Online posts about contentious social issues have a particular allure for trolls. In the days leading up to the abortion referendum, for example, trolls were exceptionally busy, provoking people from both sides of the abortion debate with racist or sexist remarks.
“Judging by your profile you’re not even Irish. Nothing to do with you. Move along SWEETHEART,” one such comment reads.
According to Ms Cooney, trolls can be quite dismissive when confronted, portraying themselves as witty examiners of life and their victims as hypersensitive.
“The person accused doesn’t identify what they were doing as bullying for example [they would say] ‘it was just meant as a joke and [the victim] took it the wrong way.’”
She says while traditional bullies would hassle a known target in isolation, trolls go after strangers online and galvanise other abusers to join them as their mean comment can be liked and shared multiple times.
While most trolls gall social media users on Facebook, Twitter and Instagram some online abusers extend their dominion to dating applications such as Tinder. An American survey from 2016, revealed that 57% of women and 21% of men experienced online abuse on dating apps.

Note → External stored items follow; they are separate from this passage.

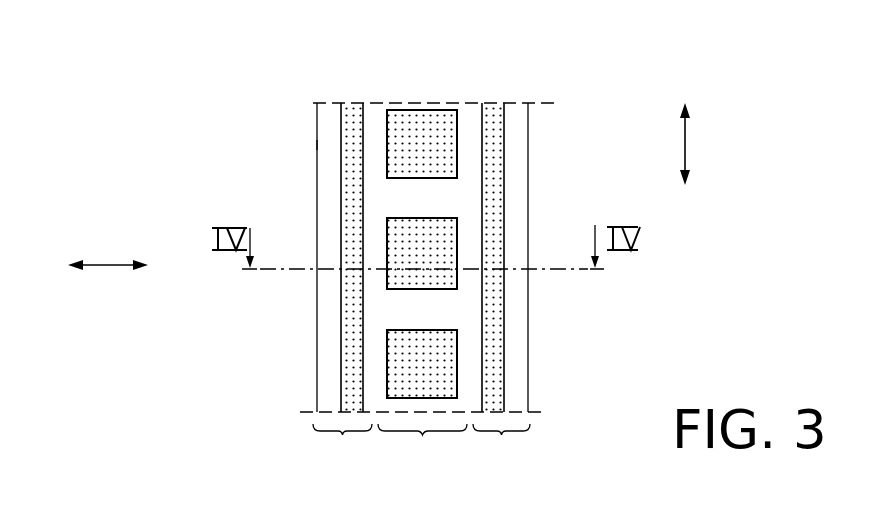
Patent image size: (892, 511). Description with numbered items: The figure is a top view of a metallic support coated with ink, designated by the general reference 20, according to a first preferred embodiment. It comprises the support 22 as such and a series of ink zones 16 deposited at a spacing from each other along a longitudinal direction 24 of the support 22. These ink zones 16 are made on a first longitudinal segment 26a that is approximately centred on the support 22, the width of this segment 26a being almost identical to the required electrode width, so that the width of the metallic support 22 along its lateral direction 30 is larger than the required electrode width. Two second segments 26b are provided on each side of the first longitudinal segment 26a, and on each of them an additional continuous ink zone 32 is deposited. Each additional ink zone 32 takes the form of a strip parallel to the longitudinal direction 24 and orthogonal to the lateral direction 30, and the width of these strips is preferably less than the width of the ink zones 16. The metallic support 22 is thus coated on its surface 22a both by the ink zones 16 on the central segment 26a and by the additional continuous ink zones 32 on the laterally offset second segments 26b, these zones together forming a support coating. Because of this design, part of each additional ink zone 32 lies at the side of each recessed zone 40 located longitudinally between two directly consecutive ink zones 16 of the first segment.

The metallic support coated with ink 20 is at (310, 76).
The support 22 is at (317, 163).
The surface 22a is at (327, 147).
The ink zones 16 is at (423, 127).
The additional continuous ink zone 32 is at (345, 353).
The recessed zone 40 is at (440, 212).
The longitudinal direction 24 is at (685, 140).
The lateral direction 30 is at (112, 263).
The first longitudinal segment 26a is at (422, 440).
The second segments 26b is at (421, 440).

Harassing teenagers is also quite popular among trolls. “We’ve heard about kids being told to kill themselves because they are ‘ugly’ and other children being targeted online because of their race,” Ms Cooney says. In 2015,a quarter of teenagers in England fell victim to online abuse.

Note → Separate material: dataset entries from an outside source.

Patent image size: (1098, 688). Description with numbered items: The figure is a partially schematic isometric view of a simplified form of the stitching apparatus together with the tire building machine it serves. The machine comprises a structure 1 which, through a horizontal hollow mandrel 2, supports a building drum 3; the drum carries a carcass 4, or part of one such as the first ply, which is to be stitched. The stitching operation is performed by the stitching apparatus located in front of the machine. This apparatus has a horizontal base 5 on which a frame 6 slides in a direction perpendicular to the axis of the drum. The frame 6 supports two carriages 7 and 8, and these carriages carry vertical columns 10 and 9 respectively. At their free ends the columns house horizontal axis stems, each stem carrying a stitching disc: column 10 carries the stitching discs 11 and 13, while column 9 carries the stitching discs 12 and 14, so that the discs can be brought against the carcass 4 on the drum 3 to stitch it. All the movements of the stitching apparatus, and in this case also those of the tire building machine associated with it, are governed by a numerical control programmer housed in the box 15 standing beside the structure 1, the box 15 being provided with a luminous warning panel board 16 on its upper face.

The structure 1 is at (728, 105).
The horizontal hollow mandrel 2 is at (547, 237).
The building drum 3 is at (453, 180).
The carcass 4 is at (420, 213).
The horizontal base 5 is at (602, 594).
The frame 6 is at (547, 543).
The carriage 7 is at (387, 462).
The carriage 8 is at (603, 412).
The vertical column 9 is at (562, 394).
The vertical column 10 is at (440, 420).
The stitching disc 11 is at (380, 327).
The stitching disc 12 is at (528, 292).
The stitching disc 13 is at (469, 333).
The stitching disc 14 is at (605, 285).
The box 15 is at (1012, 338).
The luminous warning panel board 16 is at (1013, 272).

In dealing with adolescent trolls, Ms Cooney would often try to provoke their empathy. “We ask them to consider how their granny might view a photo or comment that they are about to share.”
Cyber experts customarily advise internet users to remain calm and ignore online offenders, as their ultimate aim is to entice a clapback.

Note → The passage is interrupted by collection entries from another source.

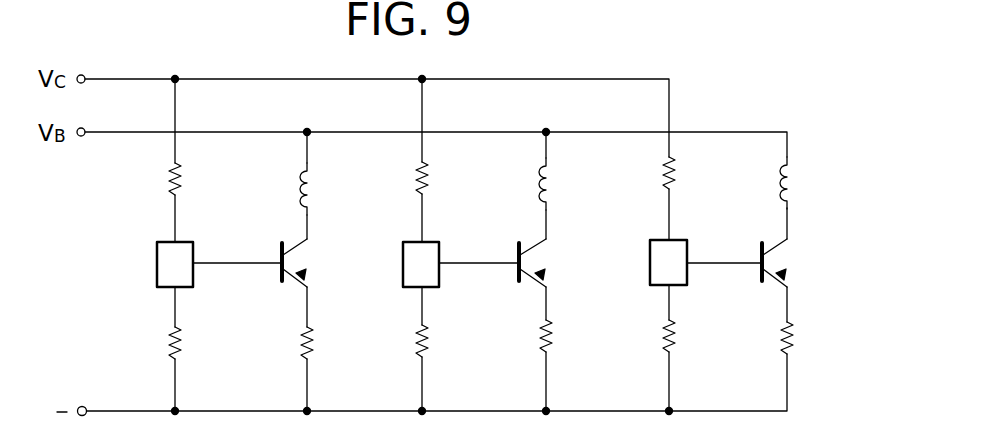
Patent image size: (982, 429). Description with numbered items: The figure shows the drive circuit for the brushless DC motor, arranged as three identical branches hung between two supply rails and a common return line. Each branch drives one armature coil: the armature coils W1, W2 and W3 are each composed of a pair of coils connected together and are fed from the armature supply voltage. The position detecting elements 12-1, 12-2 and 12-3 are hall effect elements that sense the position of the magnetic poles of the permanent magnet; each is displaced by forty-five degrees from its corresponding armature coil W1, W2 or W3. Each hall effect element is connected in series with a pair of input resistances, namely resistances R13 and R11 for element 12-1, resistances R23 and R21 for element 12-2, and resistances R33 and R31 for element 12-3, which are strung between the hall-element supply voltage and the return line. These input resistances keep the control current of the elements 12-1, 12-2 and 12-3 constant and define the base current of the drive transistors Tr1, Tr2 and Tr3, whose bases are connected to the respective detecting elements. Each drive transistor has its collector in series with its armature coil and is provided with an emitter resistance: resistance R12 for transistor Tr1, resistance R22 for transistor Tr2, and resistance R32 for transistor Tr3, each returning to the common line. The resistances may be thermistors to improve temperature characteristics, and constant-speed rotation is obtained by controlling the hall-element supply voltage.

The input resistance R11 is at (181, 345).
The emitter resistance R12 is at (313, 344).
The input resistance R13 is at (181, 181).
The input resistance R21 is at (428, 342).
The emitter resistance R22 is at (552, 335).
The input resistance R23 is at (428, 180).
The input resistance R31 is at (675, 333).
The emitter resistance R32 is at (781, 343).
The input resistance R33 is at (675, 177).
The armature coil W1 is at (315, 181).
The armature coil W2 is at (554, 178).
The armature coil W3 is at (779, 190).
The drive transistor Tr1 is at (298, 263).
The drive transistor Tr2 is at (535, 263).
The drive transistor Tr3 is at (779, 262).
The position detecting element 12-1 is at (157, 265).
The position detecting element 12-2 is at (403, 275).
The position detecting element 12-3 is at (650, 272).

A Labour online abuse bill, which would criminalise online bullying and revenge porn, is also at its second debate stage in the Oireachtas.
Frank (not his real name) is a 24-year-old self-admitted troll in Cork for whom the term has shed its derogatory implications. “It’s not trolling; it’s activism,” he says.

He describes trolling as a thankless, but significant act of “telling it like it is” while others are too “politically correct” to do so.
“Being real should be valued and appreciated instead of being labelled and judged by society. You call me a troll; I call myself real. These labels are there to make us conform to society’s rules.”
Frank’s day job as a customer service operator requires him to be extra polite and patient with people, even when they unleash their fury on him over the phone. The young man says he hates his job mostly because it encourages him to be “fake”.
“I have to put on a mask. I mean we all do, but some people forget to take off their masks so they will always be fake.”
Trolling, he claims, gives him a sense of freedom from a phoney society, handing him a unique opportunity to play by his own rules, like a tiny number liberated from a larger equation. He says trolling, much like customer service operation, takes much patience, but yields therapeutic results.
“It does make me angry to see how people are ignorant. But it’s good that I can tell them the truth and be as real as I can be. So, It actually makes me feel better,” he says.
Suspended from Twitter, Frank trades sharp-edged barbs with Facebook users every night from midnight to 3am, and goes to work at 8am every weekday. He becomes agitated when inquired about his suspension from Twitter. “Some people reported it [his account] as being inappropriate, nonsense like that.”
Does he ever wonder if his words would provoke someone to commit suicide? “I don’t think people kill themselves because of trolling,” he says, without missing a beat.
Frank says he has built a rapport with other trolls in the country with whom he plays a nightly game of trolls, the only game in which he deems himself a victor.